The chef was responding to reports that Michel Roux has asked diners to refrain from taking pictures at his three-Michelin-starred Bray restaurant The Waterside Inn.
“We put a card at the door saying ‘No photos, please,” Roux told the Daily Mail.
“A picture on a phone cannot possibly capture the flavours.”
In a series of tweets, Ramsay said chefs should welcome Instagrammers as a useful advertising tool.
“How bloody pompous! It’s a compliment to the chef the fact that customers want to take a picture of dishes they’ve paid for,” he wrote.
“[It’s] free promotion they should be grateful for, can you imagine being asked not to take a picture of Ed Sheeran singing?
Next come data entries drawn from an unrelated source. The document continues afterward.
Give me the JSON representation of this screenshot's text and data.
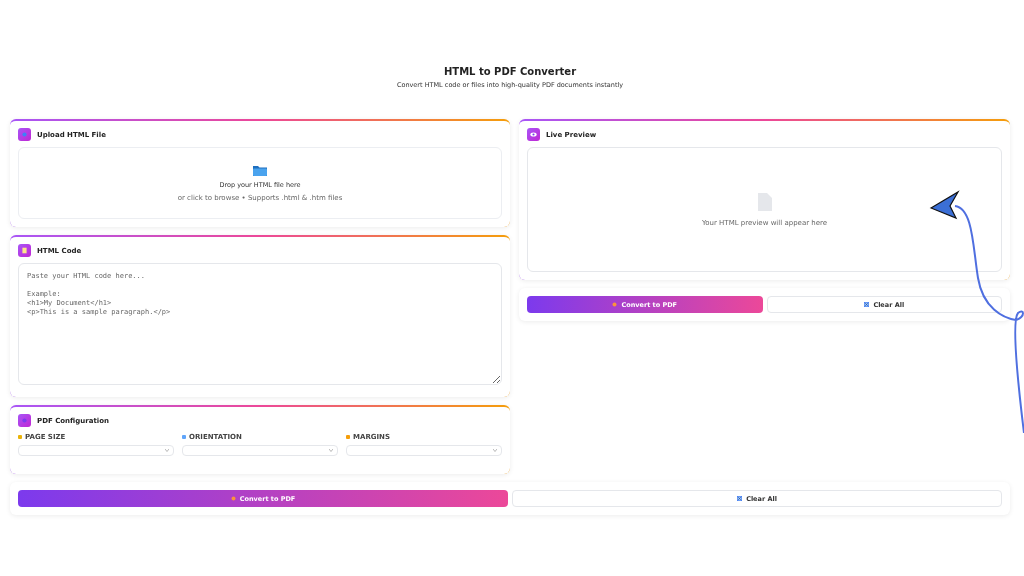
{
  "header": {
    "title": "HTML to PDF Converter",
    "subtitle": "Convert HTML code or files into high-quality PDF documents instantly"
  },
  "upload": {
    "title": "Upload HTML File",
    "drop_text": "Drop your HTML file here",
    "hint": "or click to browse • Supports .html & .htm files"
  },
  "code": {
    "title": "HTML Code",
    "placeholder": "Paste your HTML code here...\n\nExample:\n<h1>My Document</h1>\n<p>This is a sample paragraph.</p>"
  },
  "config": {
    "title": "PDF Configuration",
    "fields": [
      {
        "label": "PAGE SIZE",
        "kind": "size"
      },
      {
        "label": "ORIENTATION",
        "kind": "orientation"
      },
      {
        "label": "MARGINS",
        "kind": "margins"
      }
    ]
  },
  "preview": {
    "title": "Live Preview",
    "empty_text": "Your HTML preview will appear here"
  },
  "side_actions": {
    "primary": "Convert to PDF",
    "secondary": "Clear All"
  },
  "bottom_actions": {
    "primary": "Convert to PDF",
    "secondary": "Clear All"
  }
}
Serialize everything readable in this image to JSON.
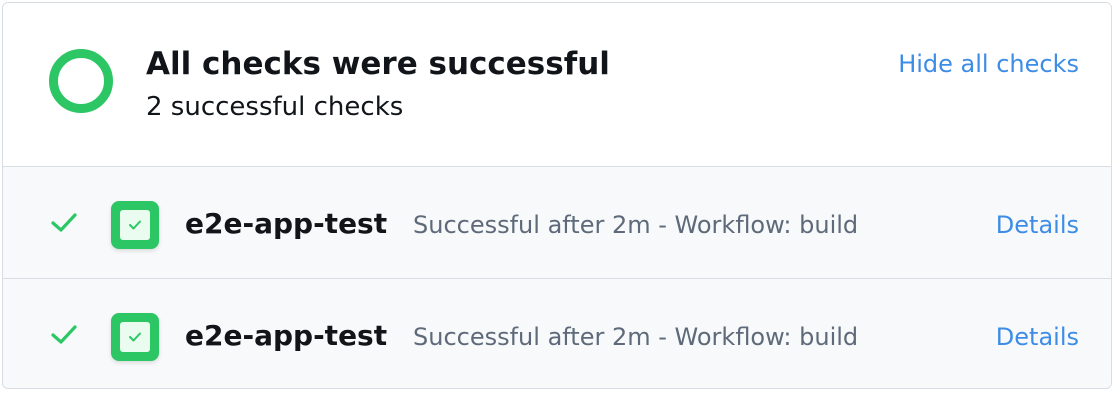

“Customers vote with their feet, pictures create huge followers and excite potential business.
“It’s also a wake-up call to us chefs when we get it wrong!”
The chef even praised the Michelin Guide’s somewhat controversial use of its Twitter account.
Food photography has proved divisive among chefs. French chef Alexandre Gauthier imposed an outright ban in his restaurant La Grenouillere in 2014, and high-end restaurants such as Thomas Keller’s Per Se and The Fat Duck also discourage flash photography.
Ramsay himself regularly posts pictures of food from his own restaurants, and critiques images of recipes from amateur cooks.
The outspoken chef has been hitting the headlines in the UK recently following the airing of his new ITV show Gordon Ramsay on Cocaine.
Speaking to the Radio Times to promote the series the chef said Brexit would be a 'big kick up the a**' for the restaurant industry. He added that an end to the 'influx' of EU workers would give homegrown talent a chance to shine.
The chef also came under criticism from fellow chef Neil Rankin after he stated in his ITV show that cocaine was an issue in the restaurant sector.
Speaking to BigHospitality Rankin branded him a 'terrible f**king ambassador for the industry' and argued that the problem in restaurants was no worse than other sectors such as fashion, finance or music.